L’Art Minimal

[02/01/2006]

 

Fortement soutenu par le marché américain, les pièces historiques des années 60 atteignent des prix records.

Parce que « simplicité de la forme ne signifie pas nécessairement simplicité de l’expérience » (Robert Morris), l’art minimal épure le langage plastique pour n’en conserver que les formes abstraites et géométriques dans un registre coloré restreint (couleurs primaires, noir, gris, blanc en général). Pour Carl André, Dan Flavin, Donald Judd, Sol Lewitt ou Robert Morris, artistes les plus représentatifs du mouvement, il n’existe pas d’art minimal puisque leurs œuvres visent à un effet maximal, à une expérience de l’espace et du temps dans un langage universel parce que simplifié.Né au début des années 60 à New-York et Los Angeles, soit plus de quarante ans après le « suprématique » carré blanc sur fond blanc de Kasimir Malévitch, ils utilisent principalement des matériaux sériels, usinés tels que des poutres de bois brut, tubes de néon, plaques de métal, plexiglas, aluminium ou acier et proposent une vision radicalement innovante et un art extrêmement sensible.

Ce nouveau langage, qui visait à créer un espace perceptif, ne fut pas compris à ses balbutiements. Il est désormais incontournable. Les américains soutiennent massivement leurs artistes avec presque 90% des œuvres minimales dispersées sur leur territoire et un faible taux d’œuvres ravalées (environ 15%). Les œuvres historiques des années 60 font de très bons résultats, d’autant qu’elles sont peu nombreuses sur le marché.

Cinq artistes affichent des records supérieurs à 2 000 000 USD avec, en tête, Donald JUDD et Frank STELLA qui culminent à plus de 4 000 000 USD. C’est Donald Judd, l’un des théoriciens du mouvement, qui détient la plus forte enchère pour une œuvre unique de 1966, composée de six unités en plexiglas jaune, partie chez Christie’s New York pour 4 200 000 USD (4 609 080 euros) en mai 2002.En 1960, Frank Stella provoque un scandale lors de l’exposition de ses Black paintings au MOMA de New-York. Ses même peintures sont les plus recherchées et les mieux cotées actuellement. Ainsi, en novembre 1989 chez Sotheby’s New-York, Temlinson court partait pour 4 600 000 USD (4 438 379 euros), un prix exceptionnel pour une œuvre charnière puisqu’elle fût réalisée en 1959, année ou Stella commença à scander la surface noire de ses peintures de filets de toile brute. Plus récemment, une œuvre majeure de la même année, Bethlehem’s hopital, est partie sous son estimation basse (5 000 000 USD) à 3 900 000 USD (3 395 730 euros, mai 2003, Christie’s New-York).

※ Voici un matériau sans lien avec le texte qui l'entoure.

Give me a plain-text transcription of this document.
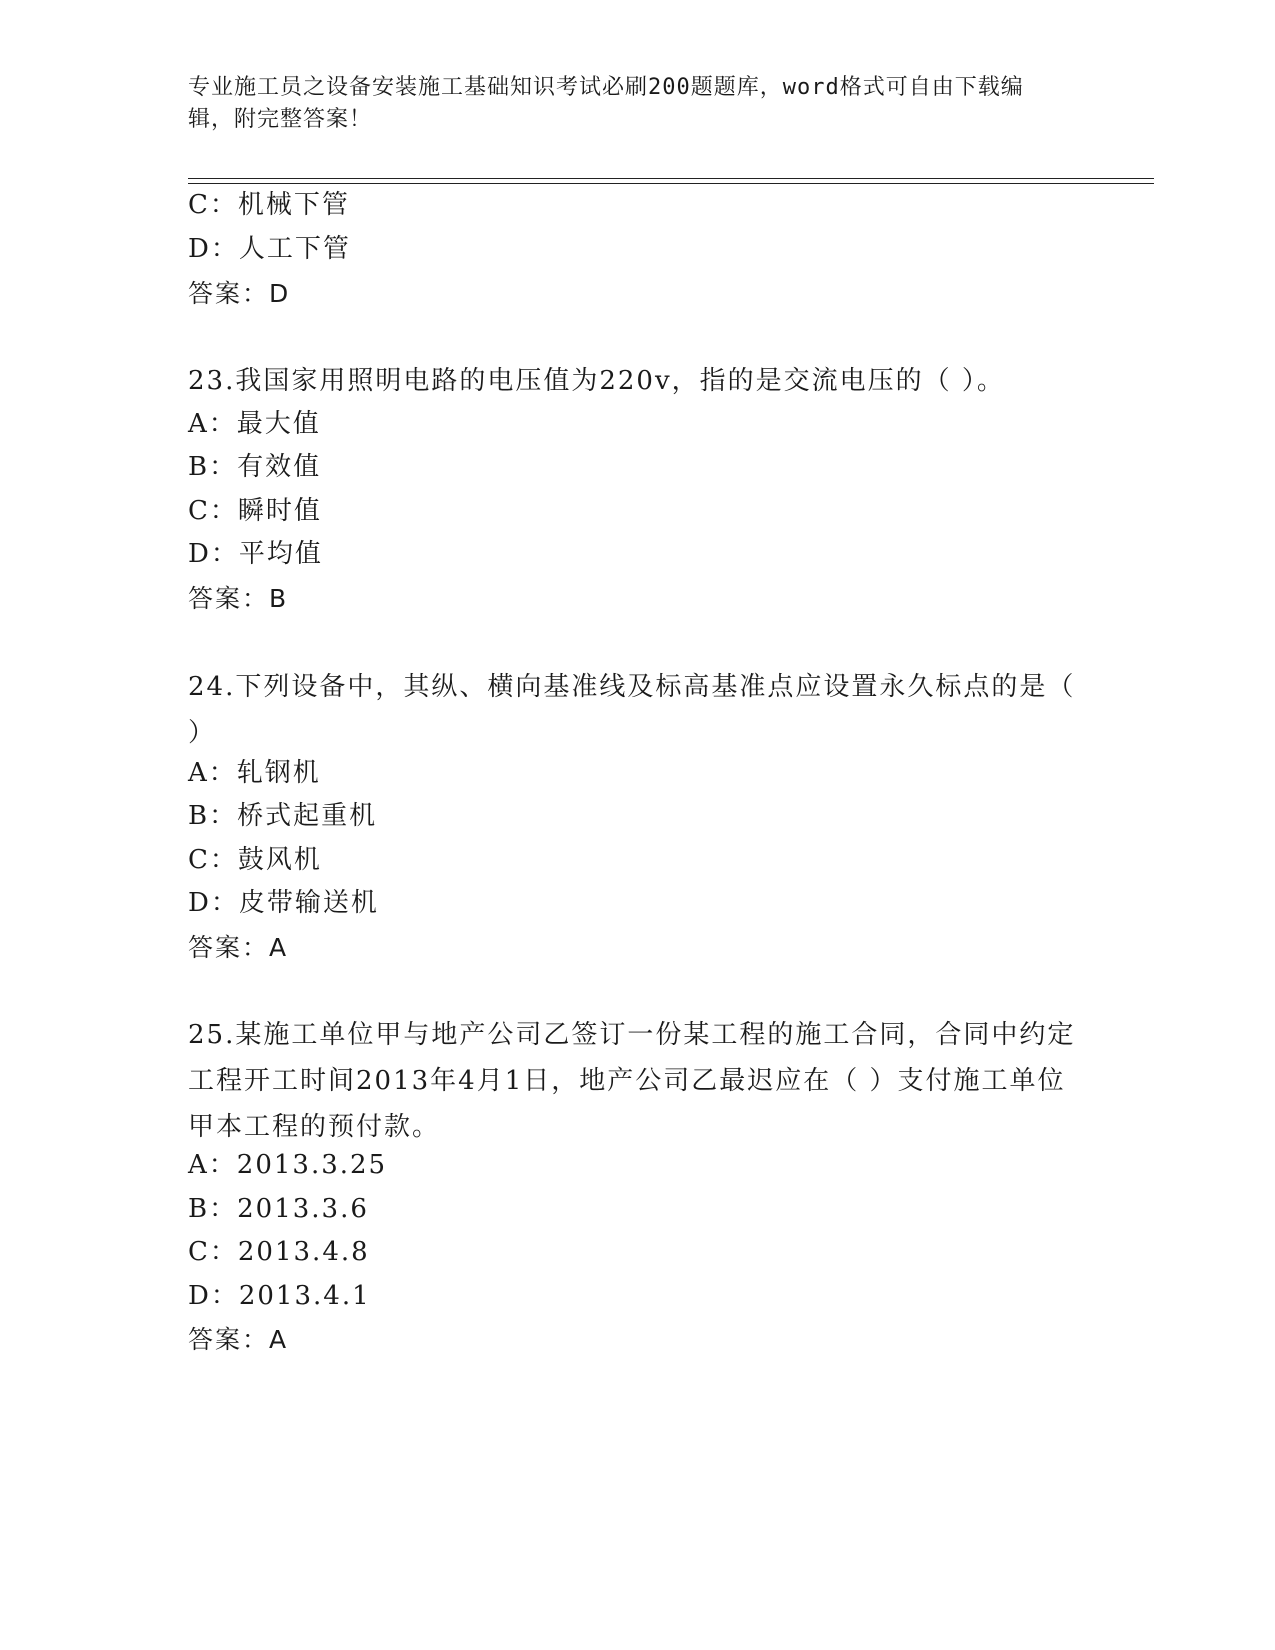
专业施工员之设备安装施工基础知识考试必刷200题题库，word格式可自由下载编辑，附完整答案！
C：机械下管
D：人工下管
答案：D
23.我国家用照明电路的电压值为220v，指的是交流电压的（ ）。
A：最大值
B：有效值
C：瞬时值
D：平均值
答案：B
24.下列设备中，其纵、横向基准线及标高基准点应设置永久标点的是（ ）
A：轧钢机
B：桥式起重机
C：鼓风机
D：皮带输送机
答案：A
25.某施工单位甲与地产公司乙签订一份某工程的施工合同，合同中约定工程开工时间2013年4月1日，地产公司乙最迟应在（ ）支付施工单位甲本工程的预付款。
A：2013.3.25
B：2013.3.6
C：2013.4.8
D：2013.4.1
答案：A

Barnett NEWMAN, Ellsworth KELLY et Ad REINHARDT font également de bons résultats. Peu d’œuvres majeures de Newman se trouvent en circulation, si bien qu’on a vu, en juin 2004, une huile sur papier de petit format (17,2×12,5 cm) exploser son estimation haute (7 000 USD) pour s’envoler à 24 000 USD (19 925 euros). Le travail fondamental de Robert Ryman sur le quadrilatère et le blanc pour unique teinte, semble actuellement boudé. L’artiste affiche une chute constante de sa côte depuis 2002. Précisons qu’on n’a plus vu d’œuvres majeures émergées sur le marché depuis le 15 mai 2002 avec Uncle Up, une œuvre très bien datée (1963), et de belles dimensions (189,2×189,2 cm) adjugée 1 800 000 USD (1 994 580 euros), un prix record pour l’artiste.La côte d’Ellsworth Kelly est par contre en progression constante depuis trois ans. Les oeuvres d’Agnes Martin sont également en forte hausse depuis la mort de l’artiste en 2004 et après un fléchissement conséquent sur l’année 2003.